Based on a comprehensive and objective examination of the role of each process, critical pharmaceutical processes can be identified. A similar method can also be applied to other TCM processes.

Keywords: batch-to-batch consistency, bioactivity, chemical composition similarity, critical process identification, Panax notoginseng (Burk.) F. H. Chen, quality by design

1. Introduction

Quality by design (QbD) concept has been worldwide accepted for the development of new drugs and analytical methods (Wang et al., 2019; Yu, 2008). Risk management and knowledge management were two cornerstones of QbD concept (Yu et al., 2014). Recently, different manufacturing processes of traditional Chinese medicines (TCMs) were optimized according to the QbD concept, such as ethanol precipitation process (Zhang, Yan, Gong, Yu & Qu, 2013), extraction process (Gong, Zhang, Pan & Qu, 2014), chromatography process (Chen, Gong, Chen, Zhang & Qu, 2016), and so on. The key steps of the implementation of QbD concept to TCMs manufacturing processes were summarized (Gong, Chen & Qu, 2017), including critical process determination, critical process parameter identification, model building, design space establishment, control strategy development, and continuous improvement.

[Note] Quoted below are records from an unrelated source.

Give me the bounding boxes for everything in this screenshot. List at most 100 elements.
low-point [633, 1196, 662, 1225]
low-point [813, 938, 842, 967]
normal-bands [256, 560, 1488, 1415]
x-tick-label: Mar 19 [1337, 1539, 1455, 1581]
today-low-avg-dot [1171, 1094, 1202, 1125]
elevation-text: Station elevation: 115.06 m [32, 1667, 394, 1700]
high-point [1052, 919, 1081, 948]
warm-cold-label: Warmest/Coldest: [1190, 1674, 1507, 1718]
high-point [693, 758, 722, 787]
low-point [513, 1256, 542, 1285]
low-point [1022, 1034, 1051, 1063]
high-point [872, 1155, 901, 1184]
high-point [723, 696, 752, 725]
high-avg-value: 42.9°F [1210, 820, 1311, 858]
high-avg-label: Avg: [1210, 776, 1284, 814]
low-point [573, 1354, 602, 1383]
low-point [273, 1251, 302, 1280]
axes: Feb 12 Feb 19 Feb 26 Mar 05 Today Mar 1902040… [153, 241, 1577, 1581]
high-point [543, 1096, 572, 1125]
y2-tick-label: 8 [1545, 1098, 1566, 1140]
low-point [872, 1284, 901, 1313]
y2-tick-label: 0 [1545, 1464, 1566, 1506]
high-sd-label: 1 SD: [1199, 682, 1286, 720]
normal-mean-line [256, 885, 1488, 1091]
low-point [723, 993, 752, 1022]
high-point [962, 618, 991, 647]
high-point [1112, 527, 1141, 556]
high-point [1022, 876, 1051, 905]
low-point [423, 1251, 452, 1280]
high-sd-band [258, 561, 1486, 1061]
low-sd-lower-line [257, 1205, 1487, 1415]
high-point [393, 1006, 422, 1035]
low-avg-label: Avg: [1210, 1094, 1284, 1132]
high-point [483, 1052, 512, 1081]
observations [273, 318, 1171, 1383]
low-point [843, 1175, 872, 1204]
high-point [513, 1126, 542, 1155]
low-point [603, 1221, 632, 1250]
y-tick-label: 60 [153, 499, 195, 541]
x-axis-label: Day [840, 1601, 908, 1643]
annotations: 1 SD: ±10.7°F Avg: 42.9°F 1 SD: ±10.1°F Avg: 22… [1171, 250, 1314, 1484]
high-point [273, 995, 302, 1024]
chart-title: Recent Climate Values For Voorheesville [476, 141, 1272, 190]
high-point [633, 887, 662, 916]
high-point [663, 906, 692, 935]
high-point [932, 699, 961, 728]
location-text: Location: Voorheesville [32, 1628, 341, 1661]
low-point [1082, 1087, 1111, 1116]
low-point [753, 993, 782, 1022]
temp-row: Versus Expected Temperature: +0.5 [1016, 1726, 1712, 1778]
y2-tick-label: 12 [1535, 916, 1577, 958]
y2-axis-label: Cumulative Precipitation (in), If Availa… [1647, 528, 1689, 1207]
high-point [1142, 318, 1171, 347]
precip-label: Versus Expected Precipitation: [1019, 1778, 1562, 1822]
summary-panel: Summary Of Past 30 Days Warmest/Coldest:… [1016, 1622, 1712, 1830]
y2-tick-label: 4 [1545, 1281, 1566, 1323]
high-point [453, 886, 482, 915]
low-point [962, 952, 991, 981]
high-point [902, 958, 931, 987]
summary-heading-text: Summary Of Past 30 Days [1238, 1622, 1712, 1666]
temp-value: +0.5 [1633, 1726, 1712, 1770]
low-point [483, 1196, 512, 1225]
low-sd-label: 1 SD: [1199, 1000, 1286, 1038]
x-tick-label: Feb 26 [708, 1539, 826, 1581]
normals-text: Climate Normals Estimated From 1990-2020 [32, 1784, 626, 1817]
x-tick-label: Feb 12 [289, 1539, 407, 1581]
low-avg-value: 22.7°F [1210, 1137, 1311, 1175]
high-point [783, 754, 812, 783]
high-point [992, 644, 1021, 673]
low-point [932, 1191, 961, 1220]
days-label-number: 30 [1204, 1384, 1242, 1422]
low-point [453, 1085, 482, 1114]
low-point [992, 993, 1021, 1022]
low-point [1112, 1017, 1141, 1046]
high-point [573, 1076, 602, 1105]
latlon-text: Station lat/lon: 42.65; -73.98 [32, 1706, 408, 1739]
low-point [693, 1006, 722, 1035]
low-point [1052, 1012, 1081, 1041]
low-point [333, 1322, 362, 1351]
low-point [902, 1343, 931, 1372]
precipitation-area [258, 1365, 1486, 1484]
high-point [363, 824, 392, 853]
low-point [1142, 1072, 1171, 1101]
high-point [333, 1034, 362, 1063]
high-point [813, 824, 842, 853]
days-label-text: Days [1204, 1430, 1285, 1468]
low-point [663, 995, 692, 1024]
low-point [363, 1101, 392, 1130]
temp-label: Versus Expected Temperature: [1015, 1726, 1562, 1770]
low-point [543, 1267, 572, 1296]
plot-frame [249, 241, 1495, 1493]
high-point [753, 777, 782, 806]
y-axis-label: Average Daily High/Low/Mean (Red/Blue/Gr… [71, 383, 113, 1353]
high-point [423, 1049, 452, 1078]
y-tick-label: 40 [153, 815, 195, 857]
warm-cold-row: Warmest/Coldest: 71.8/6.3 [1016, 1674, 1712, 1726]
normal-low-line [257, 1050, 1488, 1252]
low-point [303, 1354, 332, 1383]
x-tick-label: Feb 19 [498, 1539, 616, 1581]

To control the quality of TCMs, a quality control system covering the whole processes should be established, including planting, harvesting, material processing, manufacturing, storage, transportation, and so on (Liu et al., 2016). Except for extraction process, there are many other processes in the manufacturing of TCMs, such as ethanol precipitation, resin chromatography, activated carbon adsorption, liquid-liquid extraction, crystallization, concentration, drying, granulation, tableting, and so on. Critical pharmaceutical process identification (CPPI) of TCMs is an important step to strengthen process control. The transportation and transformation of substances in critical processes will be studied in depth. Control strategies, such as feedforward/feedback control of parameters (Yang, Tan, Wang & Luo, 2014) and process status monitoring (Xiong, Gong & Qu, 2012), can then be designed and implemented for these critical processes targetedly. Expensive process analytical technology (PAT) tools, such as near-infrared spectroscopy (Huang & Qu, 2011) or direct real-time mass spectrometry (Yan, Chen, Xu & Qu, 2014) can also be targetedly applied for critical processes.

Risk assessment is the most frequently used method to identify critical processes of TCMs products. According to the effects of each process on multiple drug quality indices, critical processes of Danhong Injection (Gong, Li, Guo & Qu, 2014) and Xueshuantong Powder (Gong, Chen, Chen & Qu, 2014) were determined. However, accurately assessing the effects of processes mainly based on experiences. Later, Chen (2016) used a failure mode and effect analysis (FMEA) method to find out critical processes of notoginseng total saponins. However, the evaluation of risk levels and occurrence frequency was also subjective. Therefore, a more objective method for critical pharmaceutical process identification is still required.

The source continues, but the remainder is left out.